Other issues of relevance
  • eu: a study by Internet Statistics Company Ipwalk revealed that taking population size into account shows large irregularities in .eu domain name registrations. Cyprus, Luxembourg, Malta and the Netherlands have a very high number of registrations compared to their population size, much larger than strong Internet countries such as Germany and the UK. Malta has almost twice as many .eu domain names per citizen as Luxembourg in second place, more than five times as many as Germany, and almost seven times as many as the United Kingdom. EURid, the registry managing the .eu TLD (top-level domain) recently suspended 74,000 .eu domain names and sued 400 registrars for breach of contract citing registration abuse using fronts (see Bi-Monthly Report of 26 July 2006 where this was reported).

    UK Member of the European Parliament (MEP) Diana Wallis has tabled a written question to the European Commission seeking explanations on the management of .eu domain names by EURid. Complaints have been received from several people who have applied to register a .eu domain name only to discover that the name already belonged to a company or individual, willing to sell the name for much more than EURid’s original selling price. "It is unacceptable that people are apparently being charged extortionate amounts of money for a .eu domain name that they have a genuine interest in, and which appears to have been bought in advance by companies or individuals on a speculative basis for future sale". Ms Wallis has called on the Commission to investigate the complaints as quickly as possible.

  • Piracy and counterfeiting: the Business Action to Stop Counterfeiting and Piracy (BASCAP) project, which is run by the International Chamber of Commerce, has published its mid-year 2006 report, collating information on reported incidents of piracy and counterfeiting, the brands involved, country locations and seizure values. BASCAP also publishes daily and monthly statistics, all of which are available free of charge from its website.
    A number of trends have been discovered from analysing 764 incidents of counterfeiting and piracy activity valued at US$699.3 Million from 46 countries in the first half of 2006.  A growth of 7% in intellectual property theft over similarly reported data for 2005 and the most heavily counterfeited brands were found in the clothing and software sectors.

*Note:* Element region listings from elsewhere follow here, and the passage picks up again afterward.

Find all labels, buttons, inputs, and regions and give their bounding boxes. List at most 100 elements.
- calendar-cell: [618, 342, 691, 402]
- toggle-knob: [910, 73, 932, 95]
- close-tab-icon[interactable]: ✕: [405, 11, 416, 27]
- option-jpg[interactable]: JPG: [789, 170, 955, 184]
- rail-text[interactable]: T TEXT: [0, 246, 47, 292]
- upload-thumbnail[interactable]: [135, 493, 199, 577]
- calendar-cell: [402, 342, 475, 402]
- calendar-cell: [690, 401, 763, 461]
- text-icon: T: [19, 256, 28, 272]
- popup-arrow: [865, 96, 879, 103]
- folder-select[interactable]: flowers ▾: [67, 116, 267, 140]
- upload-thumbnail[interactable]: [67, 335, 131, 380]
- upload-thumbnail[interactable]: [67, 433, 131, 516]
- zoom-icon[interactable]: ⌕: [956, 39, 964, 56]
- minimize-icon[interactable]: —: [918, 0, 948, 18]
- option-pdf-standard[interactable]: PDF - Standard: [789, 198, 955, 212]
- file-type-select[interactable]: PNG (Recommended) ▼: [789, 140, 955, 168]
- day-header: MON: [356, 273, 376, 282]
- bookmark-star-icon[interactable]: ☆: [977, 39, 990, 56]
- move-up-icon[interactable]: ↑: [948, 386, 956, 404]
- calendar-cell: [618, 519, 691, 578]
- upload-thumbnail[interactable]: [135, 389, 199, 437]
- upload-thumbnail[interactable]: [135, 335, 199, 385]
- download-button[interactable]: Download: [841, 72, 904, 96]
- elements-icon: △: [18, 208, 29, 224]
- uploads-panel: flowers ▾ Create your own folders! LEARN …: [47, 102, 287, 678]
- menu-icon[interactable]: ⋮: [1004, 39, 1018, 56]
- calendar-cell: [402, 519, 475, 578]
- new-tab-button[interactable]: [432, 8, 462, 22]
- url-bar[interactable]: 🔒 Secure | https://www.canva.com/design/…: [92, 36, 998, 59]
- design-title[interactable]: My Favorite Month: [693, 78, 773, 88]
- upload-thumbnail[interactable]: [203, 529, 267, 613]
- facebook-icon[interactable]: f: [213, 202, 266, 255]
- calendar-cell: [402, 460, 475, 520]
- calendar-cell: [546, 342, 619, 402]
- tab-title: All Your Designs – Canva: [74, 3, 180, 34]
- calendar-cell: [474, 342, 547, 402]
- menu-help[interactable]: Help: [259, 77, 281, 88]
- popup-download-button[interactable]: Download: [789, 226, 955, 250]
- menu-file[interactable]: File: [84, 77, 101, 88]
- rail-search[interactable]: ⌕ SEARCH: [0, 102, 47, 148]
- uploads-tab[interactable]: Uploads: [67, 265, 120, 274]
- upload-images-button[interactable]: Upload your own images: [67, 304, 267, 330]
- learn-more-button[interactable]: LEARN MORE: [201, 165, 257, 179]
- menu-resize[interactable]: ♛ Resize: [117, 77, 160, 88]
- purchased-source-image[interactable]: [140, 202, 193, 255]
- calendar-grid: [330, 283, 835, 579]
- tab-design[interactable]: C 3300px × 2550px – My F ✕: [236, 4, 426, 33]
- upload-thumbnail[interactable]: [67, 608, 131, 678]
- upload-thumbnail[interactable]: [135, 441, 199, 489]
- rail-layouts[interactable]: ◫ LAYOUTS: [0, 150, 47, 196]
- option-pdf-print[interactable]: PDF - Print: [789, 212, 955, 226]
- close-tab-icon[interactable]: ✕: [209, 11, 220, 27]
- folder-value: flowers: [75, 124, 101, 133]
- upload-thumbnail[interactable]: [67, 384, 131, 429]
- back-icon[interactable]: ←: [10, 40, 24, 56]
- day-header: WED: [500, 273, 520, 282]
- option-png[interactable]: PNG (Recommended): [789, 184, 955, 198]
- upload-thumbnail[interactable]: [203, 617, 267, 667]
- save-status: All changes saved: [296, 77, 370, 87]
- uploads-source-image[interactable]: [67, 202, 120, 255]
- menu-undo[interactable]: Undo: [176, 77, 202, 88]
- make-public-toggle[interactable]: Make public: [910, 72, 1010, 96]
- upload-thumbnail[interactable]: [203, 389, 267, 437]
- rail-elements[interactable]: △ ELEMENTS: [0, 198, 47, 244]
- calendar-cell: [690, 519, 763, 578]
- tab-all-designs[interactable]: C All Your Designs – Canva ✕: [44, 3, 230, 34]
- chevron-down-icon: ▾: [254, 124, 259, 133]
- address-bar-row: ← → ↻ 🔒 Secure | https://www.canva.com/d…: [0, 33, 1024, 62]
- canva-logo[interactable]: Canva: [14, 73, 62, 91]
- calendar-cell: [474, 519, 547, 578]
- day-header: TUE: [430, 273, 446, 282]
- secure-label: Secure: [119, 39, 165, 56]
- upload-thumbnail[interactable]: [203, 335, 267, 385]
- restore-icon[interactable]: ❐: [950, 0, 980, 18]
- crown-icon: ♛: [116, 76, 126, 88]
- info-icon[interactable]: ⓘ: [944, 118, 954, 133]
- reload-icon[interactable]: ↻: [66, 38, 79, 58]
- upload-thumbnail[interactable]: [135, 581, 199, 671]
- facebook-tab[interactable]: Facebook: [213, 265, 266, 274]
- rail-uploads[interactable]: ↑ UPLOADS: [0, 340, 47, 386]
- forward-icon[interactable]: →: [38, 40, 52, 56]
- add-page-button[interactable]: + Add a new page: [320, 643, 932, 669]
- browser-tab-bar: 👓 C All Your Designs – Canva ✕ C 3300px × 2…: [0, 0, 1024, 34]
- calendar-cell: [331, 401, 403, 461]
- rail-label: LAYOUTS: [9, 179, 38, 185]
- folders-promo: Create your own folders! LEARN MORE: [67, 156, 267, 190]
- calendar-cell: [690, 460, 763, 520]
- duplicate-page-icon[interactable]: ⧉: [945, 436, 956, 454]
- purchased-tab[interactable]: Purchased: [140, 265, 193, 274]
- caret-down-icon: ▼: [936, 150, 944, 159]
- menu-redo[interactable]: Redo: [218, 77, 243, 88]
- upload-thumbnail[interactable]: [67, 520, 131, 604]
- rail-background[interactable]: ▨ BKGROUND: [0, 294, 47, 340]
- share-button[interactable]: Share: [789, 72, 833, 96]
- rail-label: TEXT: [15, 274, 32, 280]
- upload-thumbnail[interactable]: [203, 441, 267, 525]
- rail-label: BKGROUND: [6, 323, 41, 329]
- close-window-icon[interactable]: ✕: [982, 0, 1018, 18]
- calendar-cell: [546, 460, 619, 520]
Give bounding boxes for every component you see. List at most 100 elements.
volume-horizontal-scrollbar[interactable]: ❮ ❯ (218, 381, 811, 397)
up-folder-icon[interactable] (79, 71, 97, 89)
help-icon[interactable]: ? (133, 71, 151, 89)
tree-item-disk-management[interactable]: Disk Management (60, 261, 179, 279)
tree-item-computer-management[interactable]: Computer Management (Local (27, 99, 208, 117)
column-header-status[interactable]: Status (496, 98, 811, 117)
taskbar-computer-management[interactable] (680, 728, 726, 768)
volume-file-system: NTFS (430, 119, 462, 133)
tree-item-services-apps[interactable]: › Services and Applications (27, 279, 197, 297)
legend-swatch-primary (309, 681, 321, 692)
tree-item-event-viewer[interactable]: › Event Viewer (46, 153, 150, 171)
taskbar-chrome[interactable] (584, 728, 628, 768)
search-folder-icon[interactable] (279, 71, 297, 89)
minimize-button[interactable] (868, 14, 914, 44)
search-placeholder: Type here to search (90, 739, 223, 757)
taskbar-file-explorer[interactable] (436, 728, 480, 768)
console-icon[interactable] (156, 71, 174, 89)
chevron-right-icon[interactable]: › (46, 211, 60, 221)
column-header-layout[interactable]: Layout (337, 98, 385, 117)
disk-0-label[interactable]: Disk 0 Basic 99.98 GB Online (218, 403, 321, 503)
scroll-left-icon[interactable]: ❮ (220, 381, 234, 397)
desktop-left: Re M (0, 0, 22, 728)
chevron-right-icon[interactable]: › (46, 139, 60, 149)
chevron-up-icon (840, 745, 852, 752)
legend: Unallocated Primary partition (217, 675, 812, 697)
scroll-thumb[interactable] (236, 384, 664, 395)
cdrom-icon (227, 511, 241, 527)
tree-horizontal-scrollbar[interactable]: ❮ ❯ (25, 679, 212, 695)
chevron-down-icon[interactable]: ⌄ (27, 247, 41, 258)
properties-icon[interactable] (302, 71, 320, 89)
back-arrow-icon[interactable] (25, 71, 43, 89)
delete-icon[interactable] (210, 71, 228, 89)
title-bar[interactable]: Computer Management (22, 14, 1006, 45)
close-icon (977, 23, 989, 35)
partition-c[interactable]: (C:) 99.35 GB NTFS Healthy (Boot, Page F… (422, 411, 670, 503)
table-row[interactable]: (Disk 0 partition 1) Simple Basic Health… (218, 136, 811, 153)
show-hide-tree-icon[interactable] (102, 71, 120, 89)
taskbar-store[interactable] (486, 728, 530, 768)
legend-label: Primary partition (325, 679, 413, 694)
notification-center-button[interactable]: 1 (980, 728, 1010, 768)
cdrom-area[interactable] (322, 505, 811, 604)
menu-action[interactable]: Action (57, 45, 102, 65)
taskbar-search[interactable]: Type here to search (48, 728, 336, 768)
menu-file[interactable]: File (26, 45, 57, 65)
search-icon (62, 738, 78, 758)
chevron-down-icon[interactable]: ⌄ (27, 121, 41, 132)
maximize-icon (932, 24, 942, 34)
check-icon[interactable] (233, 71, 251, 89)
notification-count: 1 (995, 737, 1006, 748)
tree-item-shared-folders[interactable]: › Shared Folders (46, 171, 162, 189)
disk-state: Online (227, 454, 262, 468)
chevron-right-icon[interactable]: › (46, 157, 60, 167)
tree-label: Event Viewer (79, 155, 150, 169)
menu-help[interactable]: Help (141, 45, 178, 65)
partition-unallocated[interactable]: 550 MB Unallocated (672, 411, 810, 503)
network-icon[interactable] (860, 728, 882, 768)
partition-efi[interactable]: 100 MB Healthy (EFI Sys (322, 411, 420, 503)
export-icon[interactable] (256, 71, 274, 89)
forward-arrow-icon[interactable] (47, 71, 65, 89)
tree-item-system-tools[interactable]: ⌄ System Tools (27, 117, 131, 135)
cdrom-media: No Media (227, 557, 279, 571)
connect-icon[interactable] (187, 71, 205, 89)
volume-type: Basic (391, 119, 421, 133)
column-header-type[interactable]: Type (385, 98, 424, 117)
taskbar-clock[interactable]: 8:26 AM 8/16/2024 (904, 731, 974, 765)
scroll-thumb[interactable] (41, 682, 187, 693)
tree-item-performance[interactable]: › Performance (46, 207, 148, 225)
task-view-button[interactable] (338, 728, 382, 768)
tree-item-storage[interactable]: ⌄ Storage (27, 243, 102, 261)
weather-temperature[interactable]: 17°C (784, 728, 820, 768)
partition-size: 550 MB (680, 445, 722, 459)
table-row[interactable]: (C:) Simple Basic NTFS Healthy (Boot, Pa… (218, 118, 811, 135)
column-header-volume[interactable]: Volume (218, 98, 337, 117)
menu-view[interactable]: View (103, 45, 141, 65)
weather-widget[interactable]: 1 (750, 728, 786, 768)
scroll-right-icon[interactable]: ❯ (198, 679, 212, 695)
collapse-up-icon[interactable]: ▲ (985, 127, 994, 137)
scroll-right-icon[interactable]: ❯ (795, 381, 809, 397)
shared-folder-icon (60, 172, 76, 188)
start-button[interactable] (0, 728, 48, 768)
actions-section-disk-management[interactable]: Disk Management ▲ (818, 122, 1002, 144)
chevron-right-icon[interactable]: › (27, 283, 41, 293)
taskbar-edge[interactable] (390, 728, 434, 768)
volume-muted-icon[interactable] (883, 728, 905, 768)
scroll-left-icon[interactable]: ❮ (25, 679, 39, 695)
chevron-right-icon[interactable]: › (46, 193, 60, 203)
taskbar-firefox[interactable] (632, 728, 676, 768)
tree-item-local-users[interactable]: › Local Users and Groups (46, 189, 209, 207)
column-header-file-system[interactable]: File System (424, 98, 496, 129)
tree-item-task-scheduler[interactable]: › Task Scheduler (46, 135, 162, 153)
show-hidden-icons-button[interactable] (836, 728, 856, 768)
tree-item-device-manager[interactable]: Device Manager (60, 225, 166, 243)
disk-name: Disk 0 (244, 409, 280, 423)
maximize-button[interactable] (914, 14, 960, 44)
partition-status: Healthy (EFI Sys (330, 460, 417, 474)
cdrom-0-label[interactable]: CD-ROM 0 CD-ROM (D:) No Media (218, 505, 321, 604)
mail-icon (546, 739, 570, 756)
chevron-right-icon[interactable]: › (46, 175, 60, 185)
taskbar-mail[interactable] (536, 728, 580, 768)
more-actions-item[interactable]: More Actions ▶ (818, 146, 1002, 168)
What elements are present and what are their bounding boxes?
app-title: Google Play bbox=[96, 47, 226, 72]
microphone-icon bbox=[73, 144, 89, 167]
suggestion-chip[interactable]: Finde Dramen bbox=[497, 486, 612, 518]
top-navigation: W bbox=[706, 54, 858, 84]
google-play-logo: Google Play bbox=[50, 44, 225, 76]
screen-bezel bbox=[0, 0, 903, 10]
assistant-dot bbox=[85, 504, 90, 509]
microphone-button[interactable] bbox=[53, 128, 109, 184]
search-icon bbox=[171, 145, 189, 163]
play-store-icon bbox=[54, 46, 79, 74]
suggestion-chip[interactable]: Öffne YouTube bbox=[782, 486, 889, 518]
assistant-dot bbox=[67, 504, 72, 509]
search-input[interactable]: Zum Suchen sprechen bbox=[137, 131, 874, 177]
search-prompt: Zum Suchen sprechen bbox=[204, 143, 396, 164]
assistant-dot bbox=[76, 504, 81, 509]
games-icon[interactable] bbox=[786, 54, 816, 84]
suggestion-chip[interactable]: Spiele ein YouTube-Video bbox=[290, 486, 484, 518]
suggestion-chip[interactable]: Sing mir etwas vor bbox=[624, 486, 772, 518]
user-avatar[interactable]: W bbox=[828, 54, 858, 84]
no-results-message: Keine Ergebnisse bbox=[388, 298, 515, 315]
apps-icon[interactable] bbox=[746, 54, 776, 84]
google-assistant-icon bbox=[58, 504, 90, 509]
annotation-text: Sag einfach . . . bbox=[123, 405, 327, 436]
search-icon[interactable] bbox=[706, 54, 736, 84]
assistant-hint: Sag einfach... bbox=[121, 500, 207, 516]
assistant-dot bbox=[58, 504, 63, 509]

  • Mass e-mail attack teen sentenced: a teenager in the UK who bombarded a firm with millions of e-mails, causing its server to collapse, has been given a two month curfew after pleading guilty. In early 2004, David Lennon, 19, sent five million e-mails to the Domestic and General Group, a UK-based insurance company. Lennon was a part-time employee of the company before he was sacked in 2003.
    It was a "denial of service" attack where the sheer number of e-mails not only collapsed the server and the router but caused the firm to lose an estimated £30,000. DCI Charlie McMurdie, head of the Metropolitan Police's Computer Crime Unit, said: "This is the first successful prosecution in the UK for this type of offence. This demonstrates the commitment of the MPS Computer Crime Unit to work with industry to prosecute individuals who use technology to cause harm". The mail server was responsible for processing the company's e-mails in France, Germany, Spain and the UK.

  • File-sharing "darknet" unveiled: a "darknet" service that allows users to share music files anonymously on the web has been launched in Sweden. Rellaks, as the service is known, allows users to send and receive files through a heavily-encrypted connection. It is the first example of a darknet, a virtual network set up to share files between trusted users. The service is endorsed by political group the Pirate Party which is running for election in Sweden under a banner to reform the country’s copyright laws. The new system claims to be the world’s first commercial darknet. It works by giving users’ computer a new IP address, the unique number the machine uses to identify itself and communicate with other over the net. Computers using the Rellaks system look like they have a Swedish IP address, no matter where they are in the world.